It is a common misconception by charities that the receipt of grant income by a VAT registered organisation means it will have to restrict its VAT recovery.
VAT law allows VAT registered organisations to recover VAT, to the extent that they make taxable supplies. Charities are unusual in that their activities can be a mix of business and non business activities e.g. where it engages in the provision of services for no charge. Where a VAT registered charity undertakes free of charge activities we would expect some restriction in VAT recovery (a fundamental principle of VAT recovery is that the VAT must be incurred in the course or furtherance of a business and be used to make taxable supplies). This is commonly done by including grant income in a pro rata calculation, where a percentage is applied to determine how much overhead VAT the organisation can recover.
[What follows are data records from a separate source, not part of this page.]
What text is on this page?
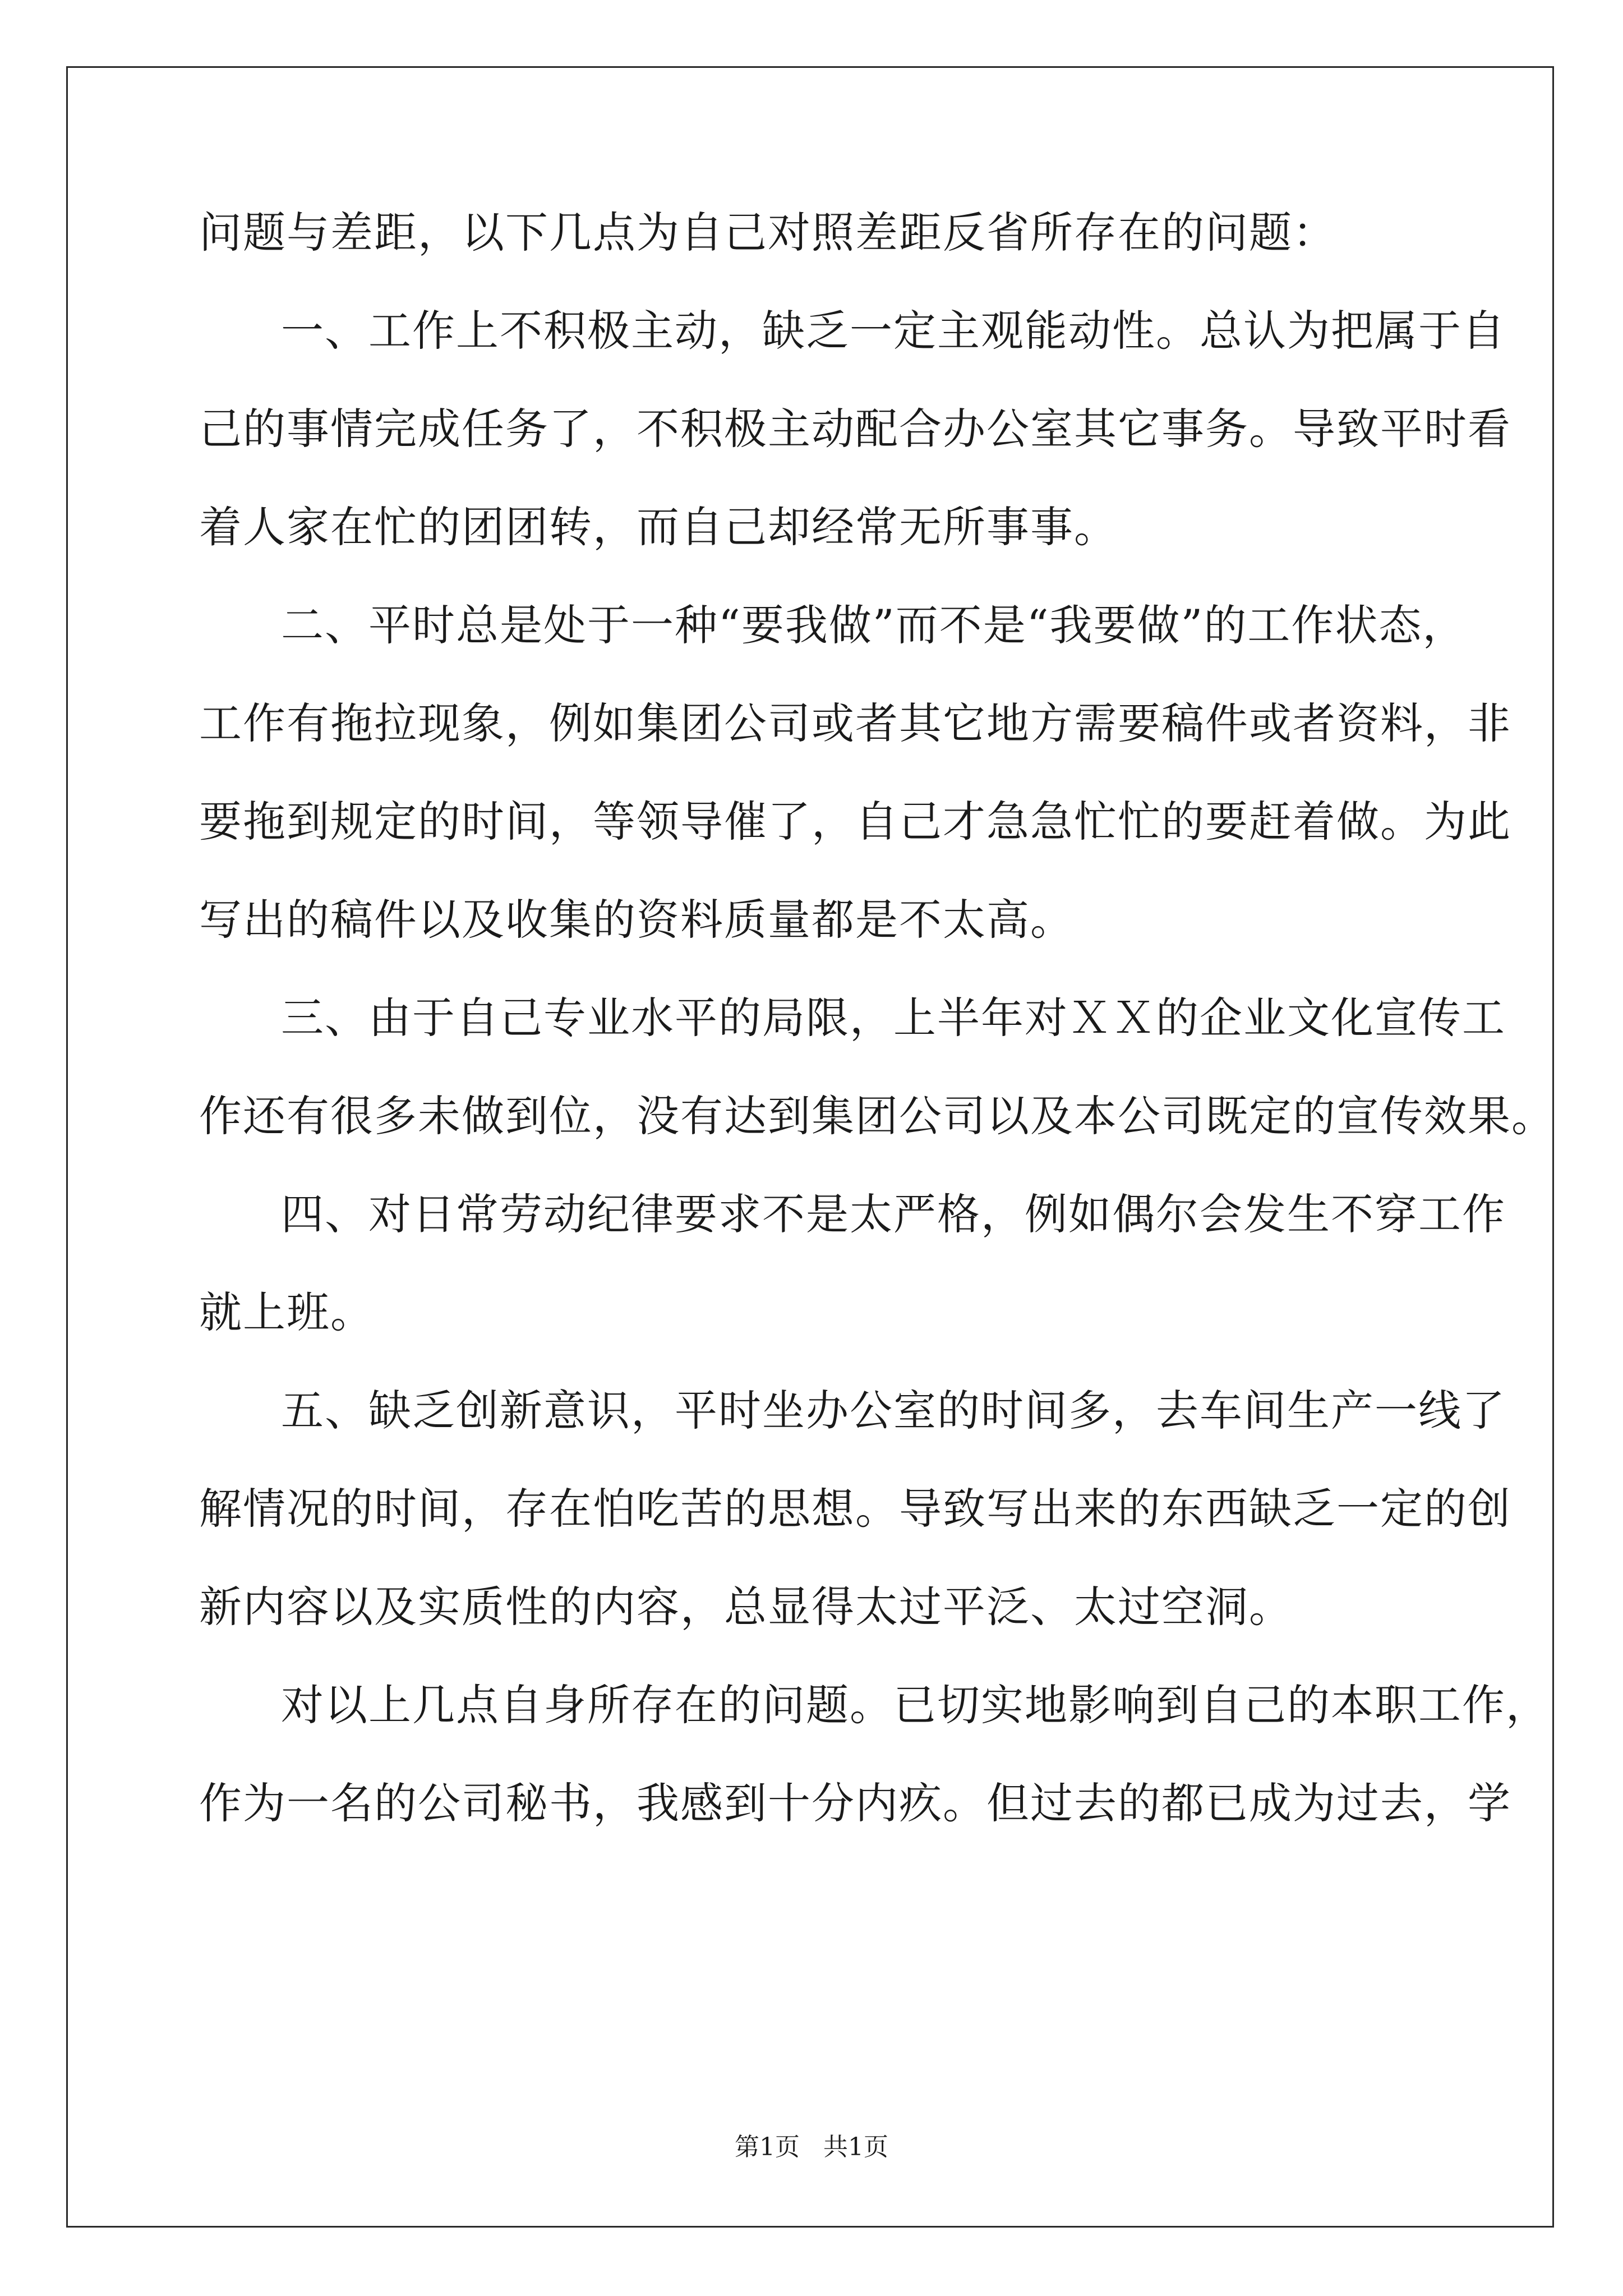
问题与差距，以下几点为自己对照差距反省所存在的问题：
一、工作上不积极主动，缺乏一定主观能动性。总认为把属于自
己的事情完成任务了，不积极主动配合办公室其它事务。导致平时看
着人家在忙的团团转，而自己却经常无所事事。
二、平时总是处于一种“要我做”而不是“我要做”的工作状态，
工作有拖拉现象，例如集团公司或者其它地方需要稿件或者资料，非
要拖到规定的时间，等领导催了，自己才急急忙忙的要赶着做。为此
写出的稿件以及收集的资料质量都是不太高。
三、由于自己专业水平的局限，上半年对ＸＸ的企业文化宣传工
作还有很多未做到位，没有达到集团公司以及本公司既定的宣传效果。
四、对日常劳动纪律要求不是太严格，例如偶尔会发生不穿工作
就上班。
五、缺乏创新意识，平时坐办公室的时间多，去车间生产一线了
解情况的时间，存在怕吃苦的思想。导致写出来的东西缺乏一定的创
新内容以及实质性的内容，总显得太过平泛、太过空洞。
对以上几点自身所存在的问题。已切实地影响到自己的本职工作，
作为一名的公司秘书，我感到十分内疚。但过去的都已成为过去，学
第1页   共1页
The Chiene + Tait VAT Team has come across several instances recently where grant funded organisations have restricted their VAT recovery, even where only taxable activities are undertaken. This tends to happen where grant funding subsidises a charity’s taxable activity, allowing prices to be kept low.
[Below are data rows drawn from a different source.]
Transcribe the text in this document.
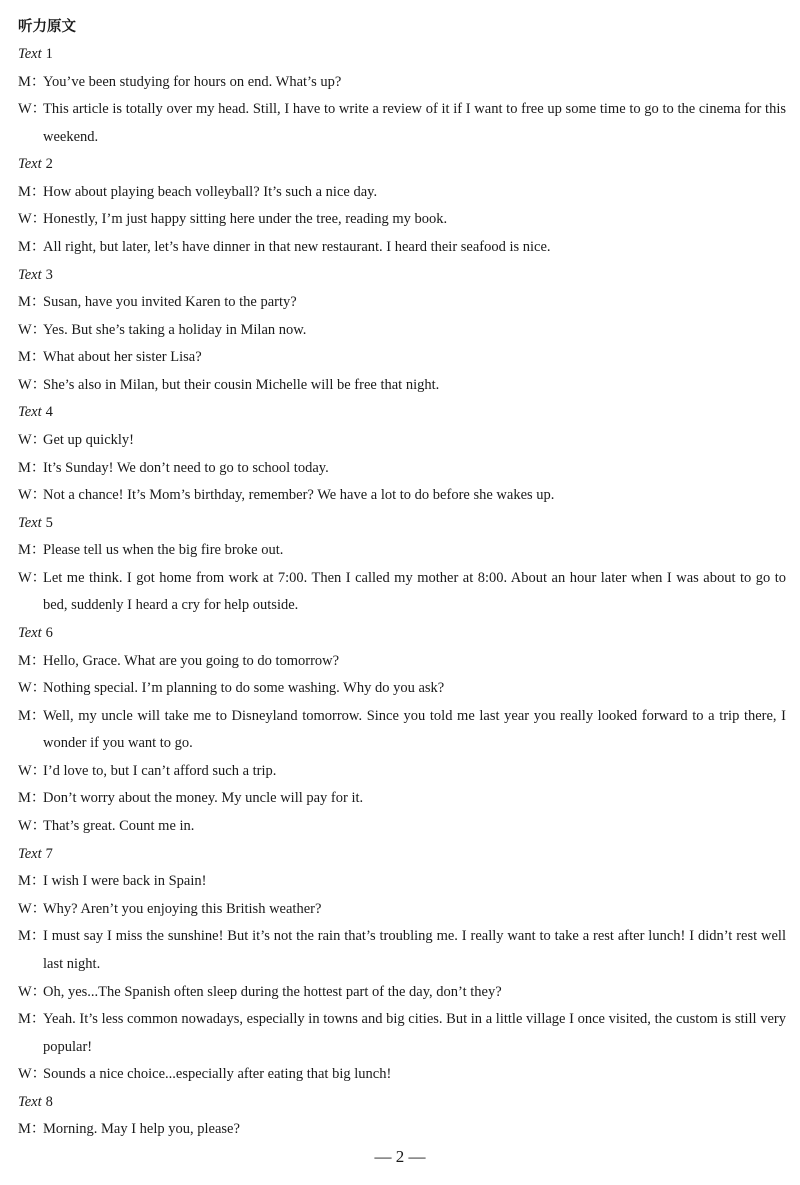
听力原文
Text 1
M：
You’ve been studying for hours on end. What’s up?
W：
This article is totally over my head. Still, I have to write a review of it if I want to free up some time to go to the cinema for this weekend.
Text 2
M：
How about playing beach volleyball? It’s such a nice day.
W：
Honestly, I’m just happy sitting here under the tree, reading my book.
M：
All right, but later, let’s have dinner in that new restaurant. I heard their seafood is nice.
Text 3
M：
Susan, have you invited Karen to the party?
W：
Yes. But she’s taking a holiday in Milan now.
M：
What about her sister Lisa?
W：
She’s also in Milan, but their cousin Michelle will be free that night.
Text 4
W：
Get up quickly!
M：
It’s Sunday! We don’t need to go to school today.
W：
Not a chance! It’s Mom’s birthday, remember? We have a lot to do before she wakes up.
Text 5
M：
Please tell us when the big fire broke out.
W：
Let me think. I got home from work at 7:00. Then I called my mother at 8:00. About an hour later when I was about to go to bed, suddenly I heard a cry for help outside.
Text 6
M：
Hello, Grace. What are you going to do tomorrow?
W：
Nothing special. I’m planning to do some washing. Why do you ask?
M：
Well, my uncle will take me to Disneyland tomorrow. Since you told me last year you really looked forward to a trip there, I wonder if you want to go.
W：
I’d love to, but I can’t afford such a trip.
M：
Don’t worry about the money. My uncle will pay for it.
W：
That’s great. Count me in.
Text 7
M：
I wish I were back in Spain!
W：
Why? Aren’t you enjoying this British weather?
M：
I must say I miss the sunshine! But it’s not the rain that’s troubling me. I really want to take a rest after lunch! I didn’t rest well last night.
W：
Oh, yes...The Spanish often sleep during the hottest part of the day, don’t they?
M：
Yeah. It’s less common nowadays, especially in towns and big cities. But in a little village I once visited, the custom is still very popular!
W：
Sounds a nice choice...especially after eating that big lunch!
Text 8
M：
Morning. May I help you, please?
— 2 —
HMRCs internal guidance confirms that “the receipt of outside the scope income [i.e. grants] does not automatically mean that an activity is not business or lead to apportionment of VAT. The receipt of money to act as a subsidy for a loss making commercial activity need not result in input tax restriction”.
We would recommend that charities and organisations receiving grant income review whether they have under-recovered VAT in light of the issues above. If this is the case it may be possible to make a claim to recover this VAT from HMRC.